Epri3c_xW hat die Diskussion gestartet


Guten Tag,

ich hoffe auf diesen Weg ein wenig Unterstützung oder vlt. Auch den einen oder anderen Tipp zu bekommen.

Folgender Sachverhalt:

Es geht um meine Freundin bzw. seit gestern meine Ex-Freundin. Wir haben uns vor knapp drei Monaten kennen gelernt, was auch eine ziemlich schwere Geburt war, da wir beide sehr zurückhaltend sind. Nachdem sie ein wenig in Offensive gegangen ist sind wir dann auch zusammengekommen. Auch wenn wir beide sehr schüchtern sind, war es doch eine sehr schöne Zeit, anzumerken ist noch das sie in Leipzig und ich in Berlin Wohne, sicherlich ist das nicht optimal, aber da ich sie wirklich sehr gern hatte konnte ich damit umgehen. Des Weiteren muss ich hinzufügen, das sie Medizin Studiert und der Vollständigkeit halber das sie 19 Jahre als ist. Ohne es groß ausschmücken zu wollen waren wir beide sehr einander zugetan und haben täglich Telefon "ich vermisse dich" etc. und es war durchaus so das sie mit mir zusammen sein wollte.

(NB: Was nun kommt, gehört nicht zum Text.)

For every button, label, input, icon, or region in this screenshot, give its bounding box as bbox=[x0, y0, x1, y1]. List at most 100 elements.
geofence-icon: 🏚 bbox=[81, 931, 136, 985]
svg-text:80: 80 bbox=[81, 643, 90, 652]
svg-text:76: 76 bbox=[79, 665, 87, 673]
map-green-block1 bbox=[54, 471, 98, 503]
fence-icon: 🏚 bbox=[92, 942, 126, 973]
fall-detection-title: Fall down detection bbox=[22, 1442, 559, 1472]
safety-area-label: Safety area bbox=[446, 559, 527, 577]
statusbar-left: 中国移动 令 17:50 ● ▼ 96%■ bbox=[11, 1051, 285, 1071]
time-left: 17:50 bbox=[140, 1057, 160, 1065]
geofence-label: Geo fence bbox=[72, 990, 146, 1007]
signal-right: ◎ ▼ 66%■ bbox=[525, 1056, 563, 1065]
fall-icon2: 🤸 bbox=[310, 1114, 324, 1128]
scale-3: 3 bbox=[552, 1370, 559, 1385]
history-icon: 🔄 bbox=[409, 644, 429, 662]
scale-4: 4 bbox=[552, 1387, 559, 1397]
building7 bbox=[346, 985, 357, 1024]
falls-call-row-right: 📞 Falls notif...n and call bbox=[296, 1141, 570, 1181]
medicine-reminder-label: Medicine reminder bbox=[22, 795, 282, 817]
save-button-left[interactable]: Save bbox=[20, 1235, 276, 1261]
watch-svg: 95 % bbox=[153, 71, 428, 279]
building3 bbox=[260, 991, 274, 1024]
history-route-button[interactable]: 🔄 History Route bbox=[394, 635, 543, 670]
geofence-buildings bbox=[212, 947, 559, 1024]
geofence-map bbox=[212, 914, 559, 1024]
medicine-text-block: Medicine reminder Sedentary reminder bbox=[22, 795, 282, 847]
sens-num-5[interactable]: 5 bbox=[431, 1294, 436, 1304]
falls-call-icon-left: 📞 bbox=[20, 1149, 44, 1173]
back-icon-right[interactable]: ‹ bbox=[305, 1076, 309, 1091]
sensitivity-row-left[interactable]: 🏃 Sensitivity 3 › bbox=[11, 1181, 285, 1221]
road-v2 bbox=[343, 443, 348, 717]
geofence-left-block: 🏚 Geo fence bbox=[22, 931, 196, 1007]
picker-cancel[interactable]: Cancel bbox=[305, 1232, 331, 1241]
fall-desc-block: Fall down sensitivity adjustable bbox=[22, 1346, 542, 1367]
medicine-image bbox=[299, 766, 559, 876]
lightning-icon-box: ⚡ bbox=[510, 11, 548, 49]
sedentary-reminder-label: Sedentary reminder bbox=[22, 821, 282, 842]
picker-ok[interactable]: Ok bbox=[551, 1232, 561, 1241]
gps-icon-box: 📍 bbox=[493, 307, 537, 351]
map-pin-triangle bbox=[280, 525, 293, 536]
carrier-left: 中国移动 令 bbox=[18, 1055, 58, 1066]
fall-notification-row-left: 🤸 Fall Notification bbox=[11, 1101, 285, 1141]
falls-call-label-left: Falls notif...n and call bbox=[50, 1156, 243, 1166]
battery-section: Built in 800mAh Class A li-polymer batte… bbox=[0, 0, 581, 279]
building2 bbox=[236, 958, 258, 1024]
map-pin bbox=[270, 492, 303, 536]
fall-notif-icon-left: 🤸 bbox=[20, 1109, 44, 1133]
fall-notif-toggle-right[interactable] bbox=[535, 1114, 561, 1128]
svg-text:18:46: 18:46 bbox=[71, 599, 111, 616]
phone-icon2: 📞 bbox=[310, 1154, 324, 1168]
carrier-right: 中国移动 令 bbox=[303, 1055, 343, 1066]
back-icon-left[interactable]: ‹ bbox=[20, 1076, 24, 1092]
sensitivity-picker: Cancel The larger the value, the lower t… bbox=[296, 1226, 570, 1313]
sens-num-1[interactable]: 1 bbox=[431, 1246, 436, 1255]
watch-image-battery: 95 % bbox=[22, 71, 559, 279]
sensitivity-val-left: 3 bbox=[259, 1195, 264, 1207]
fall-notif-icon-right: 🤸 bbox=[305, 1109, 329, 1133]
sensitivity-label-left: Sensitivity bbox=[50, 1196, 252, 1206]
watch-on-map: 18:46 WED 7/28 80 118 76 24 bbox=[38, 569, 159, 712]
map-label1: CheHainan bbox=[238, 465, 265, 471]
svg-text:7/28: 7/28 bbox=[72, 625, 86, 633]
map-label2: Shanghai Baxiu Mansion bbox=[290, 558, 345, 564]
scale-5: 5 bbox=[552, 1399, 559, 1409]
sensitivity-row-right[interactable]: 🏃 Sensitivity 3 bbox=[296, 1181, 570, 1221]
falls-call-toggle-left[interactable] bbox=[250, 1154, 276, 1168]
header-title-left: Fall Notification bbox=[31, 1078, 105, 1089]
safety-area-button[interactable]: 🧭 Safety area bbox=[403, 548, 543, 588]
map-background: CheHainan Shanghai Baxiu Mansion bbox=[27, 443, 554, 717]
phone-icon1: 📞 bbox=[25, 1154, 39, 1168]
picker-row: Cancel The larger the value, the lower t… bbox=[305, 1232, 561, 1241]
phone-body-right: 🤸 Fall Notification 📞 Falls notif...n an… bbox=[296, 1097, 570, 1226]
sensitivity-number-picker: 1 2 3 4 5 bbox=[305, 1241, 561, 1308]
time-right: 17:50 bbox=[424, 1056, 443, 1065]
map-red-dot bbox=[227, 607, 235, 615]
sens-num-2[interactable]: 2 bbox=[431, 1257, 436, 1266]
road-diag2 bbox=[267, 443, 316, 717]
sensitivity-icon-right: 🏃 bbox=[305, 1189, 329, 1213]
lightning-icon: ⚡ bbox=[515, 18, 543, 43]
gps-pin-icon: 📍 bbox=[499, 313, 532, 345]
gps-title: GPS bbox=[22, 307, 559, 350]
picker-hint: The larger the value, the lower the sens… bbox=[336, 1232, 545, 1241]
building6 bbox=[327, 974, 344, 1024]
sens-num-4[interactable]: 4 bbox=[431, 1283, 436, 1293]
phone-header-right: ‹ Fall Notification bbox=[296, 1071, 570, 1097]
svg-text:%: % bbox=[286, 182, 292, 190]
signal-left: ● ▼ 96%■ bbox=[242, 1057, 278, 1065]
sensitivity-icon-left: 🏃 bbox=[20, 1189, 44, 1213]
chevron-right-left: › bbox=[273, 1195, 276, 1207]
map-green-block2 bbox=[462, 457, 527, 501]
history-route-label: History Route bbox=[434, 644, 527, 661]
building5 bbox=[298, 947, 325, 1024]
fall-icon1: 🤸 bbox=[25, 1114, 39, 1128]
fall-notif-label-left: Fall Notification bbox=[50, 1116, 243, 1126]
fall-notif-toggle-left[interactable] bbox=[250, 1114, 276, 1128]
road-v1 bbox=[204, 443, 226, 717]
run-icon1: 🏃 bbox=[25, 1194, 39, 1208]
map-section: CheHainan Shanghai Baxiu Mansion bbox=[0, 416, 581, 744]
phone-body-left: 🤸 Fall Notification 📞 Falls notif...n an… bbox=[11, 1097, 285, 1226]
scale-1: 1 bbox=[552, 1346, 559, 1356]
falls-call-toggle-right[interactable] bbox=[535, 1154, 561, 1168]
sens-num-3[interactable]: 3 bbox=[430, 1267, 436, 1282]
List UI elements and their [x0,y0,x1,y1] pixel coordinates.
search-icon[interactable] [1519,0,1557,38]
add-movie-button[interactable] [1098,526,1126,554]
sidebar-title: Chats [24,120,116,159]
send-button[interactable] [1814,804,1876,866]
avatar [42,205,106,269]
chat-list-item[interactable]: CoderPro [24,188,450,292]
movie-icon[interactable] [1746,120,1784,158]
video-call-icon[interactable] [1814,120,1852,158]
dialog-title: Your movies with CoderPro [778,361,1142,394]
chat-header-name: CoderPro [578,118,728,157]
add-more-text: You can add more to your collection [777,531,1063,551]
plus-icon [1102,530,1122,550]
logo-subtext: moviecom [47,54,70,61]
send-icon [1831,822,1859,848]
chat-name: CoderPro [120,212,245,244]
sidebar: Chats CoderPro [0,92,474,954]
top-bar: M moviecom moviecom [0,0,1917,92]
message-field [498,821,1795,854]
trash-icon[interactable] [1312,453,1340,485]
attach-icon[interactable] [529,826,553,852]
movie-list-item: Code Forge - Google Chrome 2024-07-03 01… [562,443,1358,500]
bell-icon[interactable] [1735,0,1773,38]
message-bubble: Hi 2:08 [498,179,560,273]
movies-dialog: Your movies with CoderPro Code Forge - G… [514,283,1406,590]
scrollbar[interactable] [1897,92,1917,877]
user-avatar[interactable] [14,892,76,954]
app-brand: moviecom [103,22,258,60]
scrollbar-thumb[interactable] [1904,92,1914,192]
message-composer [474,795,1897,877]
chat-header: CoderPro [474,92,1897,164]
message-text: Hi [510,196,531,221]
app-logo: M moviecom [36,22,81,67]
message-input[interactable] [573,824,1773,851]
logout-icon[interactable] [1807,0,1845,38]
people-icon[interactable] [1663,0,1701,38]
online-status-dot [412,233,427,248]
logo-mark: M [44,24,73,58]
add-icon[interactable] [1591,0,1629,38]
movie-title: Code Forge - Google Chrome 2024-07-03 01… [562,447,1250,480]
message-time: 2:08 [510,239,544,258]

Nun möchte ich zum eigentlichen Kern kommen, in den Semesterferien hatte sie ihr Zweimonatiges Praktikum an der Nordsee in Husum, sie hat vorher schon immer sehr davon geschwärmt wie schön es dort sein und wie wohl sie sich fühlt. "Damals" habe ich mir noch nicht wirklich viele Gedanken darüber gemacht, dass es einmal so ausarten wird, mit der Zeit wurde sie immer seltsamer, ohne das ich es wirklich wahrhaben wollte, auf der Gefühlsebene kam von ihr gar nichts mehr, so dass ich mich auch zurückzog und meine Gefühle/Sehnsucht hinter den Berg hielt. Sie redete Permanent von Husum/der Nordsee und Idealisiert sämtliche Dinge die es dort gibt, zusehend wurde es immer schlimmer. Ich war sie auch zwei Mal besuchen und habe versucht ein Gespräch herbeizuführen, was nicht möglich war, trotz mehrmaliger versuche. Nachdem sie wieder zurück musste konnte ich sie nicht am Telefon erreichen, überhaupt habe ich gemerkt, das meine Anwesenheit absolut überflüssig war und das sie sich wirklich kaum noch für mich interessiert, auf Gespräche nicht eingeht etc. und auch in der Uni weis ich aus verlässlichen Quellen, redet sie nur über Möwen, die tolle Nordsee und wie nett und freundlich dort alle seien u.s.w wenn sie denn überhaupt mal etwas sagt, sonst schaut sie nur trübsinnig vor sich hin, geht nicht weg, obwohl ihre Freunde sie ununterbrochen ermuntern. Ich kann ja die Begeisterung für eine bestimmte Gegend durchaus nachvollziehen, aber wie schon gesagt habe ich das Gefühl das es bei ihr Krankhaft ist.

Wichtig wäre noch zu sagen dass sie bevor das Thema Husum/Nordsee so hoch kam das sie sehr auf das Thema Medizin fixiert ist, es st ihr Kindheitstraum Ärztin zu werden, was ich auch sehr schön fand, das sie weiß was sie will und machen möchte, aber schon damals war ich ein wenig verwundert wie fixiert sie darauf ist, in jeder unmöglichen Situation kam sie darauf zu sprechen.

Versteht mich nicht falsch, das ist keine verletzte Eitelkeit oder ähnliches, sicherlich bin ich sehr Traurig, aber ich mache mir ernsthafte Gedanken um ihren Gesundheitszustand, da sie fast Krankhaft Idealisiert und fixiert ist, ich bin leider nur Laie auf diesen Gebiet und kann nur raten, wie das alles zusammen hängt, auch Freunden von ihr ist es ein Rätsel.

Auch verwundert es mich wie man "gewisse Themen" zu Gänze Ausblenden kann und damit meine ich wirklich vollkommen.

Ich bin einfach ratlos und sehr besorgt um sie, da ich das Gefühl habe das sie sich da immer mehr reinsteigert sein es nun ihr Studium oder die Nordsee, wenn sie so weitermacht werden sich auch ihre Freunde von ihr abwenden, was sie teilweise auch schon tun.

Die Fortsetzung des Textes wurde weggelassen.